The current levels are already serious; however, another 5% each or rather cumulatively 10% can put serious pressure on the economy, because the inflation would be under real pressure, then the government would have to intervene either by lowering duties or increasing the subsidies, thus either way, the fiscal deficit will have to take a hit. Also, especially it being the election year, the government would not take a risk, maybe another 5% they can manage but beyond that they will have to take a drastic action, they may kind of soften the glow but the important message here is that your fiscal deficit would be under pressure and the current account deficit would also tend to go up now.

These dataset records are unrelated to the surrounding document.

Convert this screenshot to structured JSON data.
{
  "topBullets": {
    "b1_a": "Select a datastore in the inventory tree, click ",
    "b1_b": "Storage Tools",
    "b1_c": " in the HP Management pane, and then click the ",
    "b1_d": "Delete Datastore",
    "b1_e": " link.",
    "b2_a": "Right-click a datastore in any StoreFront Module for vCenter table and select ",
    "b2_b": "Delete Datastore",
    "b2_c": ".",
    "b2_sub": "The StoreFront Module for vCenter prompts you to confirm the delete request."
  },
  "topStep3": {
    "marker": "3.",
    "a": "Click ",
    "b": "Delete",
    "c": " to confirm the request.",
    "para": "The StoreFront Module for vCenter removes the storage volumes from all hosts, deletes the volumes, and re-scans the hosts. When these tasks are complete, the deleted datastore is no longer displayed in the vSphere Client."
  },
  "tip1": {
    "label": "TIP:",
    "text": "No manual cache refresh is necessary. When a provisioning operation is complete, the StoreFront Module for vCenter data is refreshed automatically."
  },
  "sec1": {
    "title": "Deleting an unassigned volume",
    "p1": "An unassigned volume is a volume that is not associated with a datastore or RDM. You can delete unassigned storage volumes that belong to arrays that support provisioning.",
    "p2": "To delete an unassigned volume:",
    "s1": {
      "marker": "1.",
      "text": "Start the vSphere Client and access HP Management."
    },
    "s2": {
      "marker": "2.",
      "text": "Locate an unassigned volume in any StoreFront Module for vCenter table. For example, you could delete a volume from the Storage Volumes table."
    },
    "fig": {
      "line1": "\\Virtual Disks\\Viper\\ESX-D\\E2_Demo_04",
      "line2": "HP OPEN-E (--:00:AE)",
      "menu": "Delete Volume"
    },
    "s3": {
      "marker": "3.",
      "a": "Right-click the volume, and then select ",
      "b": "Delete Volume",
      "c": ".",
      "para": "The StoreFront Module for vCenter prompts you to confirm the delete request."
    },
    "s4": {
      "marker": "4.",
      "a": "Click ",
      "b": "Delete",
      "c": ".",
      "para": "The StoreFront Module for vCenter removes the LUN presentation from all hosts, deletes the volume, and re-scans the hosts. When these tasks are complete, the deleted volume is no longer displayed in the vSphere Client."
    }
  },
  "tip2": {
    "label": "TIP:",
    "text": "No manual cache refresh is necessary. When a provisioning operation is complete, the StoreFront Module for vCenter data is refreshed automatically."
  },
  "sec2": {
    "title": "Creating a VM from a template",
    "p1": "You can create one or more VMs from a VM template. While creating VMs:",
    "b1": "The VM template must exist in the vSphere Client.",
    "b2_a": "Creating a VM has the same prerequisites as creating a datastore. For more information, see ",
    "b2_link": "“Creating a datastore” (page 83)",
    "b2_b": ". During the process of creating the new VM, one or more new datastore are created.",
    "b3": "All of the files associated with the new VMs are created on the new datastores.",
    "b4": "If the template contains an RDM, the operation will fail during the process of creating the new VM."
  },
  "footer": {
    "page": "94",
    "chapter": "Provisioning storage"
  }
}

In the long run how do see the markets?
In the long run, I don’t see much of an issue, the fact is that we have not grown much in the last 5 years, which gives us a platform that we can sustain decent level of growth in the next 3-4 years, yes we may see some hiccups like this. At the end of the day, this is all about adjustment, if everything moves in the smooth way it can be easily absorbed in the system. At times sudden spurt in the rupee and crude become tough for the system to absorb but if we look at the history of rupee, it is observed that whenever it has depreciated very fast there has been very big cooling off period after that, whereas crude I feel is expensive and it is in the overbought zone, I would not be surprised if it touches $100 or even $90, there is enough supply in the system, I am more confident that it would come below in the range of 65-75$. Rupee, I think is derivative of it, today we are facing a twin pressure, of other currencies depreciating pretty sharply and internal issues on CAD added to it, so if crude comes down and global pressure on other EMs lowers, we would again see a positive impact on the rupee.
How do you value markets today, are there still opportunities or one should wait?
There are limited opportunities, some lie on the banking side. Automotive sector has not done well at all in the last 6 months because of the regulatory issues and the margins as well are under pressure, we believe this sector looks attractive. IT and Pharma also look good. In addition, in the pharma space, the companies which are investing in the speciality space would do good maybe in the next 3-5 years.
How do you see the political scenario impacting the markets?
As mentioned earlier, the markets are not pricing in any negative impact but if we see a coalition government, then we can see some negativity, also as history suggest coalition governments are not that successful.
What is your take on RBI rate expectation?
We believe that there will be atleast one rate hike in FY2019, but there would be more clarity on how the data comes.
Where do you suggest investors to invest in?
Over the long term one can look at equity. One can also look at hybrid funds such as MIPs and Multi Asset Fund (which has 10% into gold). Even accrual debt funds look attractive at these levels.